Obviously no help was to be expected from such sorely tried cross-bearers and victims of fate. Nor could Aunt Hedwig, who often took me to Steffens-Park to play in the sand pile with her two-year-old Marga, have possibly served as my preceptor. She was good-natured enough, but as dull-witted as the day is long. I also had to abandon any ideas about Dr. Hollatz’ Sister Inge, who was neither dull-witted nor good-natured, for she was no common door-opener but a real and indispensable doctor’s assistant and consequently had no time for me.
Several times a day I tramped up and down the steps of the four-story apartment house—there were more than a hundred of them—drumming in quest of counsel at every landing. I sniffed to see what each of the nineteen tenants was having for dinner, but I did not knock at any of the doors, for I recognized my future preceptor neither in old man Heilandt nor in Laubschad the watchmaker, and definitely not in the corpulent Mrs. Kater nor, much as I liked her, in Mother Truczinski.

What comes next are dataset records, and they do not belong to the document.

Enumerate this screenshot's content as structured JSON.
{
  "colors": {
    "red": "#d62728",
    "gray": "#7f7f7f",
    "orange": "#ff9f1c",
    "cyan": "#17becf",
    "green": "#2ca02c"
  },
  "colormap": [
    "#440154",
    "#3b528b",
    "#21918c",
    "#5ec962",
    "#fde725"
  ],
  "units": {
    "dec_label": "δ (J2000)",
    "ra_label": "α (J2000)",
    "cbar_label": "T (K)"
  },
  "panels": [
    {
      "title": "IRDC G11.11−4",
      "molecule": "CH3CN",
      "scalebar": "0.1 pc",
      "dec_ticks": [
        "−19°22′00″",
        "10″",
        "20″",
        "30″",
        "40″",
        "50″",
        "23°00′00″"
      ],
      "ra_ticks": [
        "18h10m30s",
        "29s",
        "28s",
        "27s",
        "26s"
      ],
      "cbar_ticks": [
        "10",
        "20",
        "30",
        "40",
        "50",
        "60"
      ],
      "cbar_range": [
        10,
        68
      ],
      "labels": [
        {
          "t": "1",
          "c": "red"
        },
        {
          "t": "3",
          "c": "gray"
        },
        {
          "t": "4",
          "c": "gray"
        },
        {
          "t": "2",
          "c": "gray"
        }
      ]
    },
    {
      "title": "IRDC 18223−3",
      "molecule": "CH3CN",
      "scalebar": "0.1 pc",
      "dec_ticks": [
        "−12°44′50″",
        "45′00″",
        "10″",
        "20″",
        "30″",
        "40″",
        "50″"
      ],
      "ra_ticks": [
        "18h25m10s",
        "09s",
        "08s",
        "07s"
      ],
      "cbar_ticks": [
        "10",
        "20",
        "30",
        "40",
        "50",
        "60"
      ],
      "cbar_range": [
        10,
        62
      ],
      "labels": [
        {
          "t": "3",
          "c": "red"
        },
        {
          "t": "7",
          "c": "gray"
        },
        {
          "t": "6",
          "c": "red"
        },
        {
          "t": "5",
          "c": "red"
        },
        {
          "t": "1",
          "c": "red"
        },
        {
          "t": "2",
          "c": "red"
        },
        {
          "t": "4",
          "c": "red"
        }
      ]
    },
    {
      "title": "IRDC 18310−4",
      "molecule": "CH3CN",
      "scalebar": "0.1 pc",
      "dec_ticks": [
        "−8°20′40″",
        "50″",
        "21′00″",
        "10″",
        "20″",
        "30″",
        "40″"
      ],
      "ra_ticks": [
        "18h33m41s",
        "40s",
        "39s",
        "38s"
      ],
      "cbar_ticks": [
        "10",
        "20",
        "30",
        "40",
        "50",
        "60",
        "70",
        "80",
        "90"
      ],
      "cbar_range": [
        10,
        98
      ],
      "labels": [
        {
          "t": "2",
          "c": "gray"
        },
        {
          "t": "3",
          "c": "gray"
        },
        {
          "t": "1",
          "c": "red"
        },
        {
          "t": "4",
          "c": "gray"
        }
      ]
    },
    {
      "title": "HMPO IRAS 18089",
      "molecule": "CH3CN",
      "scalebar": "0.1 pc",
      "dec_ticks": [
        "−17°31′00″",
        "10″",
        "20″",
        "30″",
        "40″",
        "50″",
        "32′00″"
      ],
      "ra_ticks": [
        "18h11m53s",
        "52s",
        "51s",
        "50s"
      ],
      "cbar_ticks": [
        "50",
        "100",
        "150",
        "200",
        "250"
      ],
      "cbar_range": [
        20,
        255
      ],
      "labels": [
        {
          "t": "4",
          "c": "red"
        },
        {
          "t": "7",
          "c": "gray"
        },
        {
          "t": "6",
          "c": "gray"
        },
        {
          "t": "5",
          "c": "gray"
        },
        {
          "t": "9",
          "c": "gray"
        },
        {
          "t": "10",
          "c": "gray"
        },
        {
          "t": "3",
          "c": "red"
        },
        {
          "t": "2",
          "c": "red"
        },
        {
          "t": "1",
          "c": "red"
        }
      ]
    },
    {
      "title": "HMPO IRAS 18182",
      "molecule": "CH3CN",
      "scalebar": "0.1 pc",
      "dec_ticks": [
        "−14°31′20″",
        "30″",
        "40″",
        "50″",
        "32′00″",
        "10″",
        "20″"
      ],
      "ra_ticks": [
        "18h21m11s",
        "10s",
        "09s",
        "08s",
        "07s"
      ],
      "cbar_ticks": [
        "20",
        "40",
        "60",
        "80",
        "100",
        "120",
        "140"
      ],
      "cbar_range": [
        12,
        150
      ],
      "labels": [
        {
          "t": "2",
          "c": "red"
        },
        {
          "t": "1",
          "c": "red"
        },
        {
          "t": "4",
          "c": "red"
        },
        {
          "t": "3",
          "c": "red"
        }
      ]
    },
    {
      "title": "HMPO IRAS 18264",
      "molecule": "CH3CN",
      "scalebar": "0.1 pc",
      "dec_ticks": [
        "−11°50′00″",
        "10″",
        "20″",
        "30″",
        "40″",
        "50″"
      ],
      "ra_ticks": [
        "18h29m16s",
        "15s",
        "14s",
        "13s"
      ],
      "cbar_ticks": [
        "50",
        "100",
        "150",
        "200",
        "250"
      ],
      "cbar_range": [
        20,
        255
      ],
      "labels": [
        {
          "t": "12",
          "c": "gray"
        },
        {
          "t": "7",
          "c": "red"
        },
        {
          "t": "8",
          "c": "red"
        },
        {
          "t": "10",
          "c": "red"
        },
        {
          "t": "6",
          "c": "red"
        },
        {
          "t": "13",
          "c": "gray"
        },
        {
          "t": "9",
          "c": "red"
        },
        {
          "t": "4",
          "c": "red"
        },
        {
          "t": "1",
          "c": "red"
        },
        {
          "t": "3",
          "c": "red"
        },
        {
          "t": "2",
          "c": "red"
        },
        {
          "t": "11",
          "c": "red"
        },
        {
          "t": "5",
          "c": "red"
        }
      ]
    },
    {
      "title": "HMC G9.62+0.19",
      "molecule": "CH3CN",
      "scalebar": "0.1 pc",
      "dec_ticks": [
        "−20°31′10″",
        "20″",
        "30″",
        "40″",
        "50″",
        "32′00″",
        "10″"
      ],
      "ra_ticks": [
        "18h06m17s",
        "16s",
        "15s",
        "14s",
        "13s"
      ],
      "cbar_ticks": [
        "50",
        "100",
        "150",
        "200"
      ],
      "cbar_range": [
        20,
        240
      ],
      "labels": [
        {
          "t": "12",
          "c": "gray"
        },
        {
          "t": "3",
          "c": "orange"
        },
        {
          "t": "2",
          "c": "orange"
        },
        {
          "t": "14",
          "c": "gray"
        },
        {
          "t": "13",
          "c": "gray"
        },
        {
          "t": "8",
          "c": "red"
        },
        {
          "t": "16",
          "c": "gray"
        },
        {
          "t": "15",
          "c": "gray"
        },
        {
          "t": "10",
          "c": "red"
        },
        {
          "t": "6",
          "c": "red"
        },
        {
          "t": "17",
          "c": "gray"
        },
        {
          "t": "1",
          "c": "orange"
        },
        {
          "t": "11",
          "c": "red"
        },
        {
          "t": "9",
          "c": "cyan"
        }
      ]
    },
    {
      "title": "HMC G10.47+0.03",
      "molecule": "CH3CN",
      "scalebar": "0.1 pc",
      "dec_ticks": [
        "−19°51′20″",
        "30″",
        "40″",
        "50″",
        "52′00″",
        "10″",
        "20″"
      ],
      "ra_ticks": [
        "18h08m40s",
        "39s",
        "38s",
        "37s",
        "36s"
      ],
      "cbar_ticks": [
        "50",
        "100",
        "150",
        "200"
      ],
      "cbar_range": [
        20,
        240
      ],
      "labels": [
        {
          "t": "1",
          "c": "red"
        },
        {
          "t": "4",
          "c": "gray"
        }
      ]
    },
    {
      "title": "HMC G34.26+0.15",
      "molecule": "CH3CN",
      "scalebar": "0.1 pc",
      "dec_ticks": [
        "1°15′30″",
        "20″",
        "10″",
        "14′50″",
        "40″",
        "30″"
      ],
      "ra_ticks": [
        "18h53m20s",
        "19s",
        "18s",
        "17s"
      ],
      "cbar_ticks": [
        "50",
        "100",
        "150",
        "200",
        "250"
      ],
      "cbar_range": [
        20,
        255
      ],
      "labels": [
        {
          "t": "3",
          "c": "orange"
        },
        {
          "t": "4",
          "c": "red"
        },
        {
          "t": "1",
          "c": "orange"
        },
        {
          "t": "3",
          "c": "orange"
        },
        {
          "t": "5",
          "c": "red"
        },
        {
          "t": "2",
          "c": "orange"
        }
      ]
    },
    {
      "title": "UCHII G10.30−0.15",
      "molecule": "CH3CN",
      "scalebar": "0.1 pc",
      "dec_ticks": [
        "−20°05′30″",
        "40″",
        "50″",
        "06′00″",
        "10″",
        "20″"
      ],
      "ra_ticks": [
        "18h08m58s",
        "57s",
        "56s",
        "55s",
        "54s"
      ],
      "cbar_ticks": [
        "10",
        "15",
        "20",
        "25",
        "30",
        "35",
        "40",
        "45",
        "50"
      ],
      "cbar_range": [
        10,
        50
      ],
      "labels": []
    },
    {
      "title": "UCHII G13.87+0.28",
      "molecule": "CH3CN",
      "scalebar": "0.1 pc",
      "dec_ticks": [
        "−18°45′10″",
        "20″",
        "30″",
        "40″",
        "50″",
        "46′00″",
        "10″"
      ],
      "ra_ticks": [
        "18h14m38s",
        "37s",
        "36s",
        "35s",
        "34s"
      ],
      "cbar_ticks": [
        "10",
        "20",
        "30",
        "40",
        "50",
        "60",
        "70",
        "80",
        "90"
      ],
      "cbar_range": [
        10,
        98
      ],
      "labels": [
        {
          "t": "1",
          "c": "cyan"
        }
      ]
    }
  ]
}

Under the eaves dwelt Meyn the trumpet player. Mr. Meyn kept four cats and was always drunk. He played dance music at “Zinglers Höhe” and on Christmas Eve he and five fellow sots plodded through the snow-clad streets battling the frost with carols. One day I saw him in his attic: clad in black trousers and a white evening shirt, he lay on his back, rolling an empty gin bottle about with his unshod feet and playing the trumpet just wonderfully. He did not remove his instrument from his lips, but merely squinted vaguely round at me for a moment. He acknowledged me as his drummer accompanist. His instrument was no more precious to him than mine to me. Our duet drove his four cats out on the roof and set up a slight vibration in the gutter tiles.
When the music was finished and we lowered our instruments, I drew an old copy of the Neueste Nachrichten from under my sweater, smoothed out the paper, sat down beside the trumpeter, held out my reading matter, and asked him to instruct me in the big and little alphabets.